7.Il résulte de ce qui précède, sans qu'il soit besoin d'examiner la fin de non-recevoir opposée en défense, que ses conclusions indemnitaires doivent être rejetées. Par voie de conséquence, l'expertise qu'il sollicite devant le tribunal n'est pas utile et présente un caractère frustratoire. Cette demande doit dès lors également être rejetée.

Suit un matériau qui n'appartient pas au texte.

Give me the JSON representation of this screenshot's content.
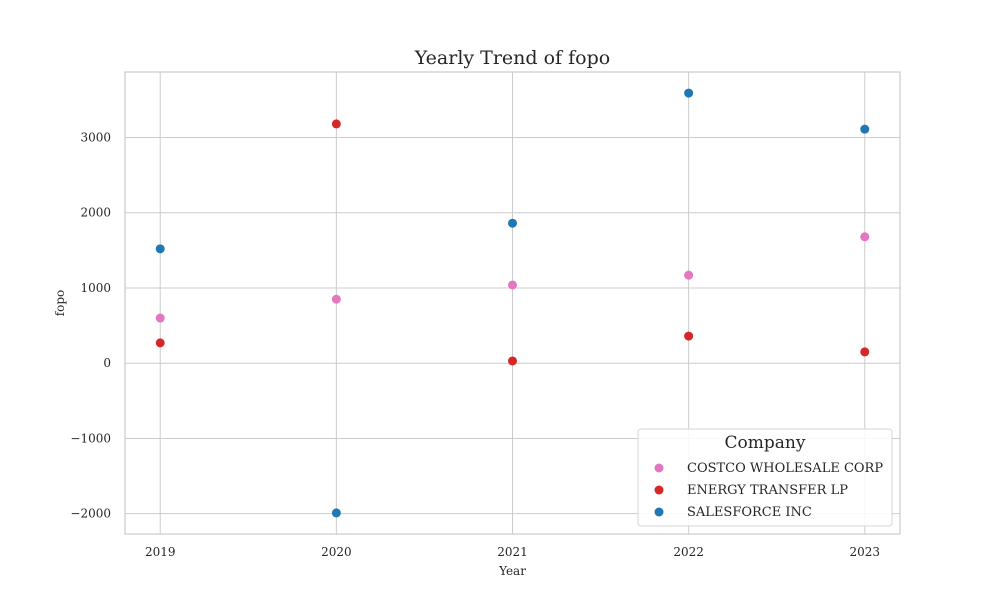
{
  "chart_data": {
    "type": "scatter",
    "title": "Yearly Trend of fopo",
    "xlabel": "Year",
    "ylabel": "fopo",
    "x": [
      2019,
      2020,
      2021,
      2022,
      2023
    ],
    "x_tick_labels": [
      "2019",
      "2020",
      "2021",
      "2022",
      "2023"
    ],
    "xlim": [
      2018.8,
      2023.2
    ],
    "y_ticks": [
      -2000,
      -1000,
      0,
      1000,
      2000,
      3000
    ],
    "y_tick_labels": [
      "−2000",
      "−1000",
      "0",
      "1000",
      "2000",
      "3000"
    ],
    "ylim": [
      -2270,
      3870
    ],
    "grid": true,
    "legend": {
      "title": "Company",
      "placement": "lower-right"
    },
    "series": [
      {
        "name": "COSTCO WHOLESALE CORP",
        "color": "#e377c2",
        "values": [
          600,
          850,
          1040,
          1170,
          1680
        ]
      },
      {
        "name": "ENERGY TRANSFER LP",
        "color": "#d62728",
        "values": [
          270,
          3180,
          30,
          360,
          150
        ]
      },
      {
        "name": "SALESFORCE INC",
        "color": "#1f77b4",
        "values": [
          1520,
          -1990,
          1860,
          3590,
          3110
        ]
      }
    ]
  }
}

Sur les frais liés au litige :

8.Dans les circonstances de l'espèce, il n'y a pas lieu de faire droit aux conclusions présentées par la commune de Moissac sur le fondement des dispositions de l'article L. 761-1 du code de justice administrative.

D E C I D E :

Article 1er : Les conclusions tendant à ce que le tribunal établisse les limites de la propriété de M. B au droit de la parcelle cadastrée section D n° 0779 sont portées devant une juridiction incompétente pour en connaître.

Article 2 : Le surplus des conclusions de la requête de M. B est rejeté.

Article 3 : les conclusions présentées par la commune de Moissac sur le fondement des dispositions de l'article L. 761-1 du code de justice administrative sont rejetées.

Article 4 : Le présent jugement sera notifié à M. C B et à la commune de Moissac.

Rendu public par mise à disposition au greffe le 29 mai 2024 .

Le magistrat désigné,

A. ALa greffière,

C. CASTRILLO

La République mande et ordonne au préfet du Tarn-et-Garonne, en ce qui le concerne, ou à tous commissaires de justice, en ce qui concerne les voies de droit commun contre les parties privées, de pourvoir à l'exécution de la présente ordonnance.